A questão gera efeitos práticos relevantes. Quando terminada a obra ou serviço, o empregado contratado por prazo determinado faz jus às férias e ao 13º salário, alusivos ao período trabalhado, bem como o levantamento do FGTS, sem multa. Mas se a Justiça desconsidera a validade do contrato, como no exemplo acima, o tratamento jurídico será o de um empregador normal.
No que concerne acerca de eventuais restrições à rescisão contratual, mesmo que na modalidade de obra certa, temos a esclarecer que, no que concerne as garantias de emprego, nos contratos de prazo determinado, para algumas situações peculiares, como gravidez, acidente de trabalho, dirigente sindical, entre outras, tem-se que a estabilidade tem por finalidade assegurar ao empregado sua permanência no emprego, com vistas ao principio da continuidade da relação empregatícia, a qual, de pronto, não é garantida em tal modalidade de contratação.
De fato, aquele que firmou contrato de prazo determinado, obedecendo ao principio da autonomia da vontade, possui, de antemão, pleno conhecimento do inicio e do término do seu contrato.
Assim, o entendimento jurisprudencial é no sentido de que seria possível ao empregador rescindir o contrato do empregado no prazo estipulado, mesmo que este se enquadrasse nas situações de estabilidades provisórias, já que no contrato determinado não se aplicam tais garantias.
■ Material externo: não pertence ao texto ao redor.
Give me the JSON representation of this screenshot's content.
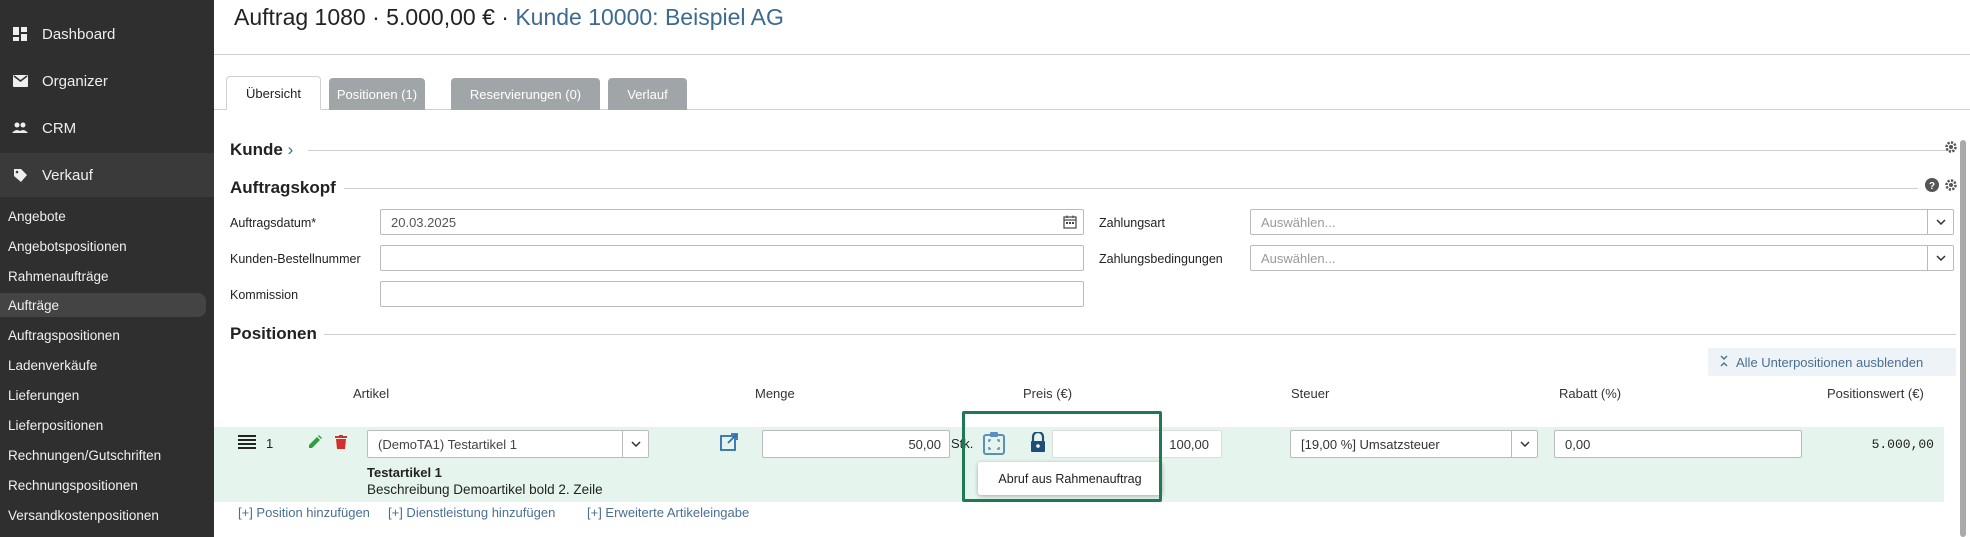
{
  "sidebar": {
    "top_items": [
      {
        "label": "Dashboard",
        "icon": "dashboard-icon"
      },
      {
        "label": "Organizer",
        "icon": "mail-icon"
      },
      {
        "label": "CRM",
        "icon": "people-icon"
      },
      {
        "label": "Verkauf",
        "icon": "tag-icon"
      }
    ],
    "sub_items": [
      {
        "label": "Angebote"
      },
      {
        "label": "Angebotspositionen"
      },
      {
        "label": "Rahmenaufträge"
      },
      {
        "label": "Aufträge"
      },
      {
        "label": "Auftragspositionen"
      },
      {
        "label": "Ladenverkäufe"
      },
      {
        "label": "Lieferungen"
      },
      {
        "label": "Lieferpositionen"
      },
      {
        "label": "Rechnungen/Gutschriften"
      },
      {
        "label": "Rechnungspositionen"
      },
      {
        "label": "Versandkostenpositionen"
      }
    ]
  },
  "header": {
    "title_prefix": "Auftrag 1080 · 5.000,00 € · ",
    "customer_link": "Kunde 10000: Beispiel AG"
  },
  "tabs": [
    {
      "label": "Übersicht"
    },
    {
      "label": "Positionen (1)"
    },
    {
      "label": "Reservierungen (0)"
    },
    {
      "label": "Verlauf"
    }
  ],
  "sections": {
    "kunde": "Kunde",
    "kunde_chevron": "›",
    "auftragskopf": "Auftragskopf",
    "positionen": "Positionen"
  },
  "form": {
    "auftragsdatum_label": "Auftragsdatum*",
    "auftragsdatum_value": "20.03.2025",
    "bestellnummer_label": "Kunden-Bestellnummer",
    "kommission_label": "Kommission",
    "zahlungsart_label": "Zahlungsart",
    "zahlungsart_placeholder": "Auswählen...",
    "zahlungsbedingungen_label": "Zahlungsbedingungen",
    "zahlungsbedingungen_placeholder": "Auswählen..."
  },
  "positions": {
    "toggle_label": "Alle Unterpositionen ausblenden",
    "columns": {
      "artikel": "Artikel",
      "menge": "Menge",
      "preis": "Preis (€)",
      "steuer": "Steuer",
      "rabatt": "Rabatt (%)",
      "positionswert": "Positionswert (€)"
    },
    "row": {
      "number": "1",
      "artikel": "(DemoTA1) Testartikel 1",
      "menge": "50,00",
      "unit": "Stk.",
      "preis": "100,00",
      "steuer": "[19,00 %] Umsatzsteuer",
      "rabatt": "0,00",
      "positionswert": "5.000,00",
      "article_name": "Testartikel 1",
      "article_desc": "Beschreibung Demoartikel bold 2. Zeile"
    },
    "tooltip": "Abruf aus Rahmenauftrag",
    "links": [
      "[+] Position hinzufügen",
      "[+] Dienstleistung hinzufügen",
      "[+] Erweiterte Artikeleingabe"
    ]
  },
  "colors": {
    "sidebar_bg": "#2f2f2f",
    "link": "#3d6a8f",
    "row_bg": "#e6f4ee",
    "highlight": "#1f7a54",
    "edit_green": "#2e9e3e",
    "delete_red": "#d32f2f",
    "blue_icon": "#2f6fae"
  }
}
É o que se infere nos julgados abaixo:
“ACIDENTE DE TRABALHO – CONTRATO A TERMO. Não há estabilidade provisória decorrente de acidente de trabalho ocorrido durante contrato por prazo determinado, que tem como característica ser resolvido com o término do prazo previamente fixado entre as partes, por incompatibilidade com o instituto da estabilidade provisória, que somente tem sentido para impedir o despedimento naqueles contratos por prazo indeterminado. Apesar de a trabalhadora encontrar-se em gozo de benefício previdenciário em decorrência do acidente de trabalho, essa situação não transforma o contrato a termo em contrato por prazo indeterminado, não se havendo de falar em estabilidade provisória da empregada.” (TST, 2ª Turma, RR - 281400-31.2006.5.12.0051, Relator: Ministro Renato de Lacerda Paiva.)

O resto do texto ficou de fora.